Lu dans le cadre du Club de Lecture de la médiathèque de Dinard
Quel livre ! Bravo Alexandre Duyck vous avez su de nouveau m’intéresser, je devrais dire, me passionner pour la guerre 14/18. Encore ce sujet, peut-on dire , oui mais ce roman donnera un éclairage que je crois indispensable à une bonne compréhension de cette guerre. Augustin Trébuchon est déclaré mort le 10 novembre 1918, c’est écrit sur le monument au morts mais c’est un mensonge ! Il est mort en réalité le 11 novembre 1918. L’auteur retrace le parcours de ce berger de l’Ariège qui a choisi de partir à la guerre alors qu’orphelin, il aurait pu être dispensé en tant que soutien de famille. Nous revivons avec lui, l’enthousiasme des premiers jours de 1914. L’auteur remarque que les plus enragés à vouloir tuer les boches sont des gens qui ne la feront pas, cette guerre, mais qui se croient obligés de dire, plus fort que tout le monde, combien ils auraient aimé la faire ! Puis viennent les combats, l’horreur que nous connaissons si bien, mais aussi l’évocation de la dure condition de berger qui n’est pas étrangère à l’engagement d’Augustin . Berger en Ariège, c’est être le plus pauvre des paysans, et le moins considéré des hommes. Au point où, Augustin n’ose même pas aborder la fille qu’il aime ; bien sûr, il aime la faire danser au son de l’accordéon le soir où il y a bal au village, mais ce n’est pas tout à fait suffisant. La vie d’ Augustin est donc remplie par sa connaissance des animaux, ces moutons et les animaux sauvages de la montagne, ainsi qu’une perception très fine de la nature. Ce savoir, si peu valorisé dans son village, va se révéler un précieux atout pour résister aux quatre longues années de guerre, jusqu’au 11 novembre 1918, où il attend avec toute sa compagnie la dernière sonnerie de clairon qui va signifier que l’armistice est signée, elle l’est d’ailleurs depuis quelques heures. Il rêve à ce qu’il va faire , et surtout à l’Argentine où il a prévu de s’exiler. Cette attente est bien longue et l’auteur rend parfaitement l’ambiance de ces derniers instants.

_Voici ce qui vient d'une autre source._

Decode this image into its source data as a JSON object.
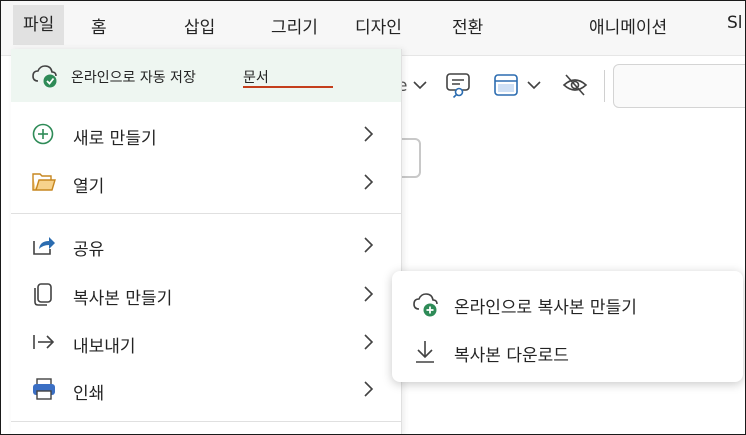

Hélas un gradé , un de ceux que détestent Augustin lui demande d’aller porter de toute urgence un message de la plus haute importance aux troupes postées à l’avant de leur ligne. Il est 1o heures 45, dans un quart d’heure le clairon doit sonner, mais l’urgence du message et l’ imbécillité du gradé ne souffrent d’aucun retard , Augustin tombera sous une balle ennemie avec dans sa poche ce message :
« Rendez-vous à Dom-le-Mesnil pour la soupe à 11h30 »
Citations
Les chefs
Les chefs qui jouent les gentils qui m’appellent « mon petit : alors que j’ai quarante ans, qui demande de mes nouvelles et moi comme un con, je leur réponds mais à peine ai-je commencé à parler, il regarde déjà ailleurs, je me plains de mes pieds, ils répondent : » Parfait, c’est très bien continue comme ça mon petit », ces chefs-là sont tous des faux-culs, des lâches qui n’assument pas d’être des chefs mais qui, dans le dos des petits sont pires encore que les autres parce qu’à la fin ils trahissent toujours la confiance.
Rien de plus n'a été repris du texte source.